Les polars politiques

Le polar est souvent le reflet d’une société. Il la pénètre et de ce fait, son impact social est évident. Du social au politique, il y a peu, ce que beaucoup de romans noirs américains ont prouvé. Mais dans le genre, les polars français ne sont pas aux abonnés absents, et les preuves ne manquent pas.


Ainsi, Jean-Patrick Manchette avec « L’affaire N’Gustro », remonte-t-il à la surface, une autre affaire, bien réelle celle-là : l’affaire Ben Barka. En octobre 1965, est enlevé, en plein Paris, l’opposant marocain Mehdi Ben Barka. Collusion avec la police et les services secrets français ? Affaire d’État ? 40 ans après les faits, des zones d’ombre demeurent, et Ben Barka n’a jamais été retrouvé. À Manchette et son roman d’explorer les pistes. Le polar joue à plein son rôle d’empêcheur de penser en rond.


Il en est de même de Didier Daeninckx avec « Meurtre pour mémoire ». Toujours en octobre, mais 1961 cette fois, et plus précisément le 17, en pleine guerre d’Algérie, une manifestation pacifique d’Algériens à Paris est violemment réprimée par les forces de l‘ordre. Les médias et les officiels de l’époque feront état de quelques victimes. L’Histoire en retiendra bien plus. Je pense sincèrement que le roman de Daeninckx peut être considéré comme une référence pour ce qui est des événements du 17 octobre 1961, et je me demande même s’il n’a pas contribué à les extraire d’un passé où l’on aurait bien aimé les laisser se faire oublier. Subversif le polar ? En tout cas fort utile pour ce qui est de l’effort de mémoire.

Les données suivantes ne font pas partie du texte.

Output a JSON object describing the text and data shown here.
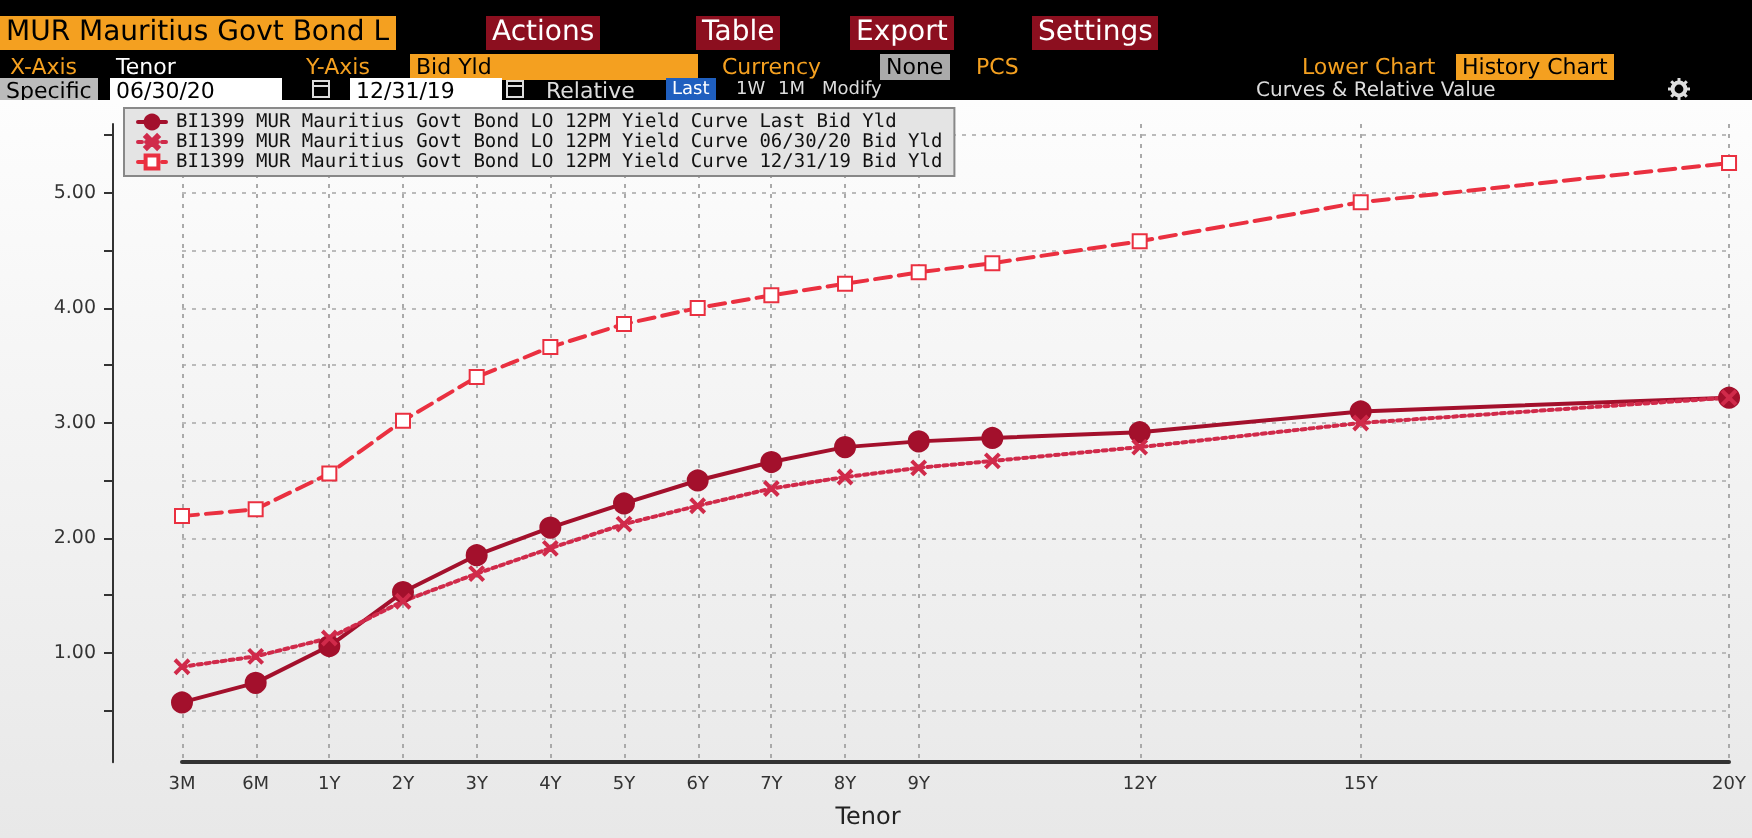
{
  "chart_data": {
    "type": "line",
    "title": "MUR Mauritius Govt Bond L",
    "xlabel": "Tenor",
    "annotations": [
      "Actions",
      "Table",
      "Export",
      "Settings",
      "X-Axis",
      "Tenor",
      "Y-Axis",
      "Bid Yld",
      "Currency",
      "None",
      "PCS",
      "Lower Chart",
      "History Chart",
      "Specific",
      "06/30/20",
      "12/31/19",
      "Relative",
      "Last",
      "1W",
      "1M",
      "Modify",
      "Curves & Relative Value"
    ],
    "categories": [
      "3M",
      "6M",
      "1Y",
      "2Y",
      "3Y",
      "4Y",
      "5Y",
      "6Y",
      "7Y",
      "8Y",
      "9Y",
      null,
      null,
      "12Y",
      null,
      null,
      "15Y",
      null,
      null,
      null,
      null,
      "20Y"
    ],
    "series": [
      {
        "name": "BI1399 MUR Mauritius Govt Bond LO 12PM Yield Curve Last Bid Yld",
        "color": "#a3102c",
        "marker": "circle",
        "line_style": "solid",
        "values": [
          0.57,
          0.74,
          1.06,
          1.53,
          1.85,
          2.09,
          2.3,
          2.5,
          2.66,
          2.79,
          2.84,
          2.87,
          null,
          2.92,
          null,
          null,
          3.1,
          null,
          null,
          null,
          null,
          3.22
        ]
      },
      {
        "name": "BI1399 MUR Mauritius Govt Bond LO 12PM Yield Curve 06/30/20 Bid Yld",
        "color": "#d02a4a",
        "marker": "cross",
        "line_style": "dotted",
        "values": [
          0.88,
          0.97,
          1.13,
          1.45,
          1.69,
          1.91,
          2.12,
          2.28,
          2.43,
          2.53,
          2.61,
          2.67,
          null,
          2.79,
          null,
          null,
          3.0,
          null,
          null,
          null,
          null,
          3.22
        ]
      },
      {
        "name": "BI1399 MUR Mauritius Govt Bond LO 12PM Yield Curve 12/31/19 Bid Yld",
        "color": "#ea3040",
        "marker": "square",
        "line_style": "dashed",
        "values": [
          2.19,
          2.25,
          2.56,
          3.02,
          3.4,
          3.66,
          3.86,
          4.0,
          4.11,
          4.21,
          4.31,
          4.39,
          null,
          4.58,
          null,
          null,
          4.92,
          null,
          null,
          null,
          null,
          5.26
        ]
      }
    ],
    "ylim": [
      0.05,
      5.6
    ],
    "yticks": [
      {
        "value": 0.5,
        "label": null
      },
      {
        "value": 1,
        "label": "1.00"
      },
      {
        "value": 1.5,
        "label": null
      },
      {
        "value": 2,
        "label": "2.00"
      },
      {
        "value": 2.5,
        "label": null
      },
      {
        "value": 3,
        "label": "3.00"
      },
      {
        "value": 3.5,
        "label": null
      },
      {
        "value": 4,
        "label": "4.00"
      },
      {
        "value": 4.5,
        "label": null
      },
      {
        "value": 5,
        "label": "5.00"
      },
      {
        "value": 5.5,
        "label": null
      }
    ],
    "grid": true,
    "legend": "top left"
  }
}
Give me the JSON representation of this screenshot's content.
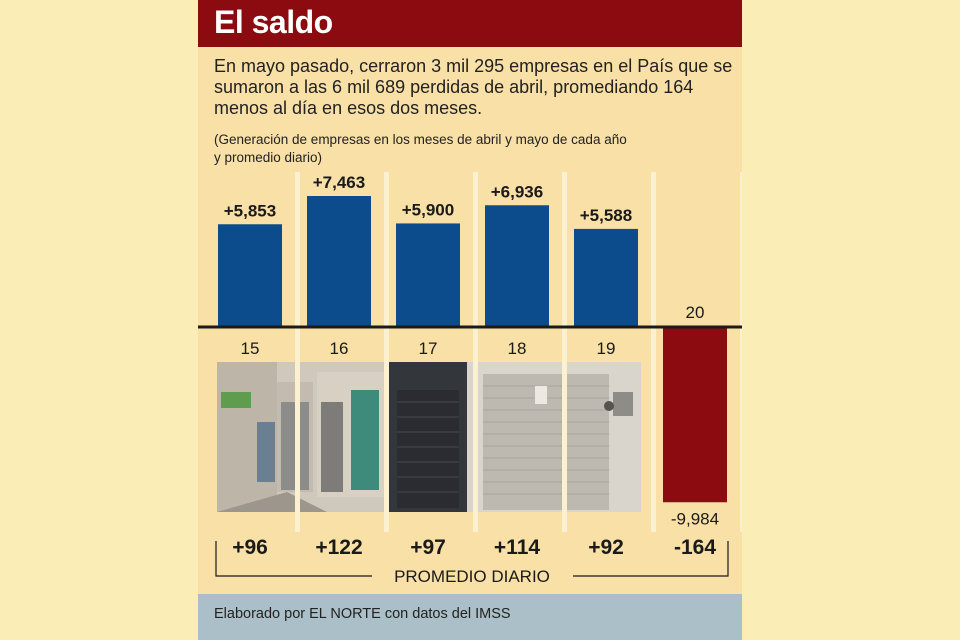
{
  "header": {
    "title": "El saldo"
  },
  "summary": "En mayo pasado, cerraron 3 mil 295 empresas en el País que se sumaron a las 6 mil 689 perdidas de abril, promediando 164 menos al día en esos dos meses.",
  "subtitle": "(Generación de empresas en los meses de abril y mayo de cada año y promedio diario)",
  "footer": {
    "source": "Elaborado por EL NORTE con datos del IMSS"
  },
  "colors": {
    "positive": "#0d4c8c",
    "negative": "#8b0b10",
    "header": "#8b0b10",
    "panel": "#f8e0a6",
    "footer": "#aabfc7"
  },
  "chart_data": {
    "type": "bar",
    "categories": [
      "15",
      "16",
      "17",
      "18",
      "19",
      "20"
    ],
    "values": [
      5853,
      7463,
      5900,
      6936,
      5588,
      -9984
    ],
    "value_labels": [
      "+5,853",
      "+7,463",
      "+5,900",
      "+6,936",
      "+5,588",
      "-9,984"
    ],
    "daily_average": [
      "+96",
      "+122",
      "+97",
      "+114",
      "+92",
      "-164"
    ],
    "daily_average_label": "PROMEDIO DIARIO",
    "ylim": [
      -10500,
      7463
    ]
  }
}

« Avec du passé faisons table rase », Thierry Jonquet met en exergue un épisode quelque peu brouillé de l’histoire du Parti communiste français, et plus particulièrement de celle de l’un de ses secrétaires généraux. Le roman est rondement ficelé, sous forme d’un thriller haletant, historiquement documenté : une histoire qui se tient, un imbroglio dans les méandres du marxisme-léninisme hexagonal.


Avec son film « Z », Costa-Gavras réalise un thriller politique exemplaire. _ L’action se situe dans un pays du bassin méditerranéen, et il est facile de reconnaître le putsch des colonels qui a entraîné, en 1967, la Grèce dans la dictature d’un régime fasciste qui a duré jusqu’en 1973. L’interprétation de Yves Montand, très friand d’un cinéma engagé, mais aussi celle de Jean-Louis Trintignant dans le rôle d’un juge d’instruction, donnent une dimension supplémentaire au film.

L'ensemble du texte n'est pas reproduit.